Fakt, nie pierwszy raz i na pewno nie ostatni :p Czym byłoby odchudzanie bez wzlotów i upadków, przecież właśnie to sprawia, że za każdym razem wstajemy silniejsi, z garścią doświadczeń.
Znowu zaczynam liczyć kalorie, bo to pozwalało na lepsze kontrolowanie moich ruchów. Jeśli teraz nauczę się prawidłowo oceniać kaloryczność posiłków, to nie będę musiała do końca życia chodzić z notesikiem, aby zapisywać co zjadłam.
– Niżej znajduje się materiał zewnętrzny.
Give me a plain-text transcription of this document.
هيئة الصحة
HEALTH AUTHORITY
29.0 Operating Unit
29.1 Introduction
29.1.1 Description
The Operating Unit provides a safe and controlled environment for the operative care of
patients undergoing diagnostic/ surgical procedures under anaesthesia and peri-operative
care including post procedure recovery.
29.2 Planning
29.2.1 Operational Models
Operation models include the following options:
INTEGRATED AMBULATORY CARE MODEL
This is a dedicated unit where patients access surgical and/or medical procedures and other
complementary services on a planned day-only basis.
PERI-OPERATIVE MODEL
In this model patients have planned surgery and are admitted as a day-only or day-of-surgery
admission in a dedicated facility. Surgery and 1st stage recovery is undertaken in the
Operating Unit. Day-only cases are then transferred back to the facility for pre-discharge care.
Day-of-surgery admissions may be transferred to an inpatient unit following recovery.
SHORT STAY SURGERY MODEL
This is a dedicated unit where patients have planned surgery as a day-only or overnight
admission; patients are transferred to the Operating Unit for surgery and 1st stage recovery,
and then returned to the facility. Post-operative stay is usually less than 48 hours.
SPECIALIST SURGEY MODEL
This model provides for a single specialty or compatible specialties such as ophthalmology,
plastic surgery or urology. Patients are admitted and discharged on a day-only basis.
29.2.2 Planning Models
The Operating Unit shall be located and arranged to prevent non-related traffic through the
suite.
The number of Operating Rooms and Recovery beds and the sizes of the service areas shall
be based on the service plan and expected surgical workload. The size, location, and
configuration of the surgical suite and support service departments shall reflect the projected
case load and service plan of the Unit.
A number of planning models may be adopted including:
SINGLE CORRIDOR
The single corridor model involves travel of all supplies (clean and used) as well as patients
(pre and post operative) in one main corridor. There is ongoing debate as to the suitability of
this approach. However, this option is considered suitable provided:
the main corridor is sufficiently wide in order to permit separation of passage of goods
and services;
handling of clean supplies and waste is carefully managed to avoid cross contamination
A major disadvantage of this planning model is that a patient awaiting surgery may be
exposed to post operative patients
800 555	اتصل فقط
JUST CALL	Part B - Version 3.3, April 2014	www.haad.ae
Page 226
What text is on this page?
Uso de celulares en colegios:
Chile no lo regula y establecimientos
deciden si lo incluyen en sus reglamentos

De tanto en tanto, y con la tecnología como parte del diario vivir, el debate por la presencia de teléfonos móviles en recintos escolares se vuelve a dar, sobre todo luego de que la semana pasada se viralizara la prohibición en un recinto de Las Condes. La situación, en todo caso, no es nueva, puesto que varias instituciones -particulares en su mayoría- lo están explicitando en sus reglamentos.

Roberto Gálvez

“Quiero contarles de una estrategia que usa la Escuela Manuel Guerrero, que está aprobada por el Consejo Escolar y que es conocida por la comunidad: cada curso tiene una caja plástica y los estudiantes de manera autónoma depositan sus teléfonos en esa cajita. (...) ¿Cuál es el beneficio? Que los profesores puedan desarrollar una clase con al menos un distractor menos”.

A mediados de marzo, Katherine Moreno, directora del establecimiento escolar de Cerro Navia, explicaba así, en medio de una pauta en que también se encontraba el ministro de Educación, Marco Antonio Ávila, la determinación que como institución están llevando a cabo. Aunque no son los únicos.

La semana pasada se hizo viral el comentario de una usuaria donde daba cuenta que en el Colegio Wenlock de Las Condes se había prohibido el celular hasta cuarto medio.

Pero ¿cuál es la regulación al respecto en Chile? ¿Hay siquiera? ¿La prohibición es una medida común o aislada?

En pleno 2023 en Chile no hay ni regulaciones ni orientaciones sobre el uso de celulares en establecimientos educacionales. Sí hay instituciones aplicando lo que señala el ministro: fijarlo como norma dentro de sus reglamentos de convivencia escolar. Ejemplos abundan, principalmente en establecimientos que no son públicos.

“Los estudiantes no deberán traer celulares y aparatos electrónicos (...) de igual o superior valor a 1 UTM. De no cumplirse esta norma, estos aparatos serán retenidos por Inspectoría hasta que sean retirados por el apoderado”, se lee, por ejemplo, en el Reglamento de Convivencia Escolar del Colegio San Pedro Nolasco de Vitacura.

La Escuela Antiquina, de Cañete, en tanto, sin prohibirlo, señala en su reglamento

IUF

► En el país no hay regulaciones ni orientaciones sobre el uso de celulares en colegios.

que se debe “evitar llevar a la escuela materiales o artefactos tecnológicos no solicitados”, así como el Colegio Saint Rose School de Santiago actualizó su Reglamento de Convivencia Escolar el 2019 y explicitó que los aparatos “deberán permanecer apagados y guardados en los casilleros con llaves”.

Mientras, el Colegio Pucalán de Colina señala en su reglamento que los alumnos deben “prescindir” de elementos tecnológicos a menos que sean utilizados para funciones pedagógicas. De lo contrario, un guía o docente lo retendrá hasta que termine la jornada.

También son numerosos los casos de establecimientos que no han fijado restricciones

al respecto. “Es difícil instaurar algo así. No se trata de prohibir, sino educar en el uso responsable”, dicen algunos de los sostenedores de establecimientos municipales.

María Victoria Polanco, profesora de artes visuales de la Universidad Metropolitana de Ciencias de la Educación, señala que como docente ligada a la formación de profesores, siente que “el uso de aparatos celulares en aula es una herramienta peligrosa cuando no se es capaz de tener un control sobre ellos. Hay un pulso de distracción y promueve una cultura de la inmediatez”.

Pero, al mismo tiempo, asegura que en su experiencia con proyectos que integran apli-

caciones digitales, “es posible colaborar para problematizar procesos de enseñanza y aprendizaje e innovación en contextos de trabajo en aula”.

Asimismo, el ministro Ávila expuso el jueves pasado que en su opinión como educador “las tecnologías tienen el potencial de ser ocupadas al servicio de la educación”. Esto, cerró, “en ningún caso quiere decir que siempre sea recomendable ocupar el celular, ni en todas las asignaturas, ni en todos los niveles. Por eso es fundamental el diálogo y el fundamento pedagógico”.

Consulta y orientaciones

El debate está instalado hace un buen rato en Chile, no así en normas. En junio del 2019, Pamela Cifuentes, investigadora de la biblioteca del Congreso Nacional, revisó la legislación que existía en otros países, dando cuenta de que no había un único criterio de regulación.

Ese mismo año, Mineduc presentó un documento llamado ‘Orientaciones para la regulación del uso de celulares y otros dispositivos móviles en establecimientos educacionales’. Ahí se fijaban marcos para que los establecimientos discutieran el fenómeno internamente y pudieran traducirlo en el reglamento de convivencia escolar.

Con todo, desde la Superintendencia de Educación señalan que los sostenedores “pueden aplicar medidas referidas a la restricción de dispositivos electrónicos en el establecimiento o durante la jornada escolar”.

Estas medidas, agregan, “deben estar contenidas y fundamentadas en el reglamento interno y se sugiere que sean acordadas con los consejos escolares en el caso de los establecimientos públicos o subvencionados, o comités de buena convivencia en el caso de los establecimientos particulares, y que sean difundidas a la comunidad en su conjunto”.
Muszę nauczyć się żyć tak, aby cała ta dieta stała się moim stylem życia i nie pochłaniała całych moich myśli. Do końca tego tygodnia, przejrzę wasze pamiętniki, zrobię kolejne czystki i przeczytam pamiętniki osób które zostały. Muszę poznać was i wasze metody, wasze wzloty i upadki.
No i chyba zmienię kolor włosów, w blond czułam się jakoś lepiej, młodziej :) Znowu mam power, znowu jestem nastawiona na zmiany.
NAGRODA... moje 29 urodziny wyprawię w Polsce :)
Znów dzisiaj jesteś smutny, zżera cię strach.
choć masz już tak wiele lat, tak wiele lat!
Hej, nie przejmuj się,
nie tylko tobie jest źle.
Już nie przejmuj się,
nie tylko tobie jest źle.
Pokaz wreszcie co potrafisz, na co cię stać.
Nie bądź taki przestraszony
bo dla ciebie jest ten popieprzony świat!
Hej, nie przejmuj się...
Przecież po to właśnie żyjesz,
by cos z tego życia mieć.
I nie po to się uczyłeś
aby tylko jeść i jeść i jeść...
Hej, nie przejmuj się...
TSA
Victoria30
27 czerwca 2013, 12:29do mnie tez powew powraca - Oby z nami zostal na dluuuugo :D
refungismedicinalis
27 czerwca 2013, 11:56Nos do góry , cyc do przodu i jazzzzzddddddddddaaaaaaaaa
annna1978
27 czerwca 2013, 11:48noooo! to do dzieła!